Any help appreciated!

3

3 Answers

1
votes
  1. The BARs reside within the legacy confiuration space. As of such, that register can only be reached with a CfgRd or CfgWr. These TLPs (Transaction Layer Packets) can only be originated from an RC. So how would the EP know what are the valid memory addresses of the RC ? tough question, the PCI-Express specification have no answer for that. In reality there are regions that are more likely to be allocated than others, so you can make an educated guess.

  2. Accessing a BAR requires at least 2 TLPs: the request (CfgWr or CfgRd) and the appropriate completion (Cpl or CplD, respectively).

I hope that helps,

1
votes

After think about this a little, I think the answer is clear...

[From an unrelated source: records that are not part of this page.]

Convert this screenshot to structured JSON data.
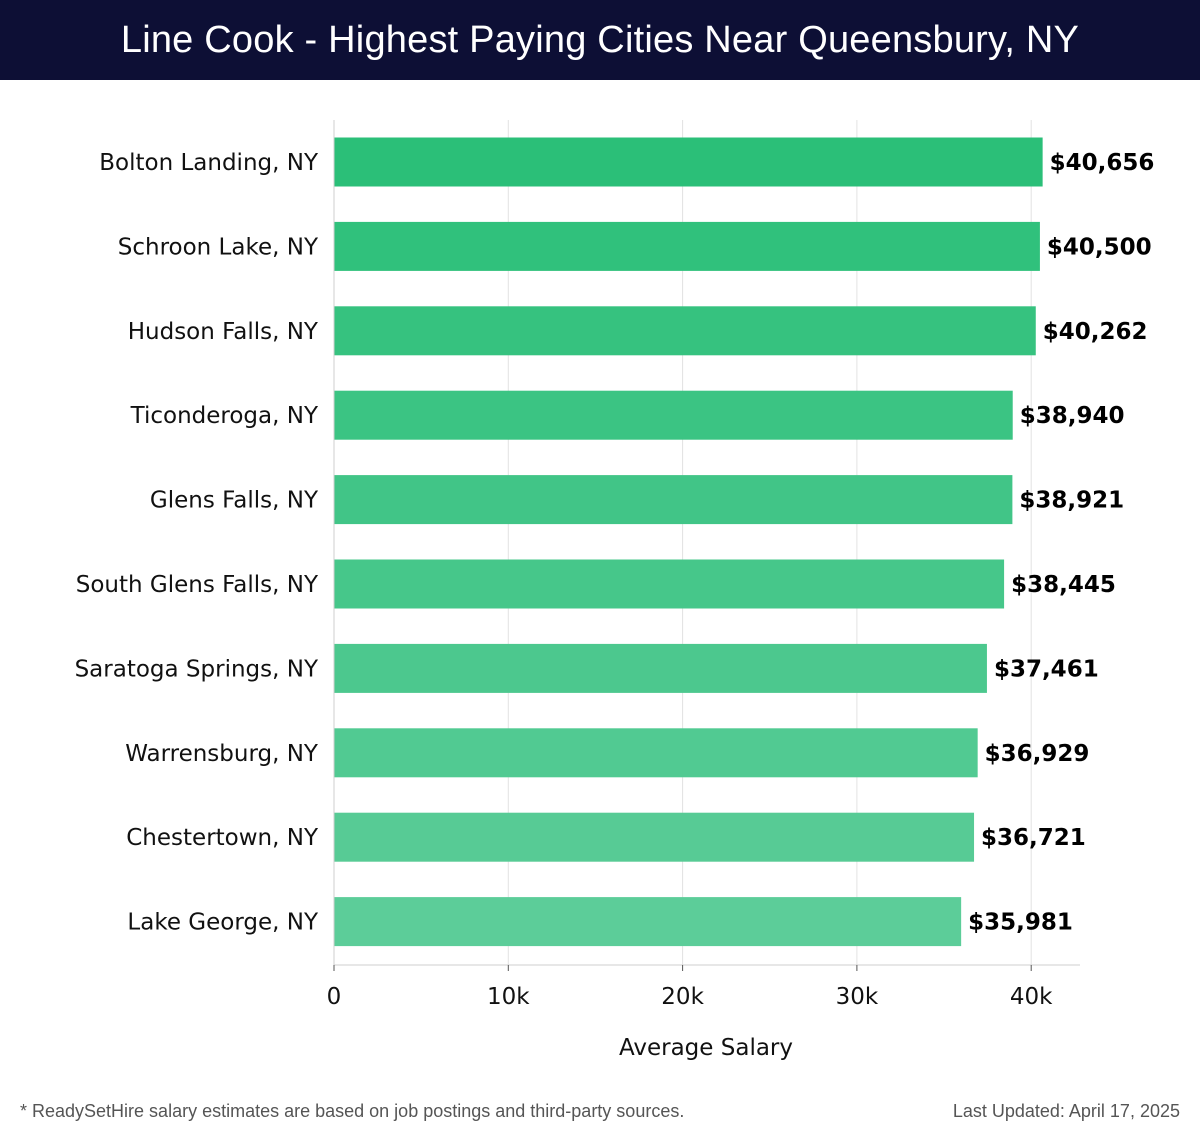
{
  "header": {
    "title": "Line Cook - Highest Paying Cities Near Queensbury, NY"
  },
  "footer": {
    "note": "* ReadySetHire salary estimates are based on job postings and third-party sources.",
    "updated": "Last Updated: April 17, 2025"
  },
  "colors": {
    "header_bg": "#0d0f35",
    "bar_top": "#2bbf78",
    "bar_bottom": "#5ccd99"
  },
  "chart_data": {
    "type": "bar",
    "orientation": "horizontal",
    "categories": [
      "Bolton Landing, NY",
      "Schroon Lake, NY",
      "Hudson Falls, NY",
      "Ticonderoga, NY",
      "Glens Falls, NY",
      "South Glens Falls, NY",
      "Saratoga Springs, NY",
      "Warrensburg, NY",
      "Chestertown, NY",
      "Lake George, NY"
    ],
    "values": [
      40656,
      40500,
      40262,
      38940,
      38921,
      38445,
      37461,
      36929,
      36721,
      35981
    ],
    "value_labels": [
      "$40,656",
      "$40,500",
      "$40,262",
      "$38,940",
      "$38,921",
      "$38,445",
      "$37,461",
      "$36,929",
      "$36,721",
      "$35,981"
    ],
    "xlabel": "Average Salary",
    "ylabel": "",
    "xlim": [
      0,
      42800
    ],
    "xticks": [
      0,
      10000,
      20000,
      30000,
      40000
    ],
    "xtick_labels": [
      "0",
      "10k",
      "20k",
      "30k",
      "40k"
    ],
    "grid": true
  }
}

In my case where the Endpoint doesn't have a built in PCIe-DMAC, the Endpoint can only access RC memory using the PCIe windows. Normally, these windows are used on a RC to access EP memory (as detailed by the BARs). However, there is nothing to stop an Endpoint from using the same mechanism to access the RC memory. The only issue is one of setup. In this scenario, the RC would have to tell the Endpoint about the PCIe address and size that it should use. This is no different to the case with a PCIe-DMAC.

0
votes

There is something called as address translation in PCIe EP. For example:

  1. The host allocates the memory using malloc in virtual space.
  2. The host provides the EP with the allocated virtual address through BAR.
  3. Host programs the address translator as a virtual to physical translator.
  4. Now when the EP generates TLPs targeted to Host virtual address, then the translator changes the DST addr (host virtual) of the TLP to the corresponding host physical address.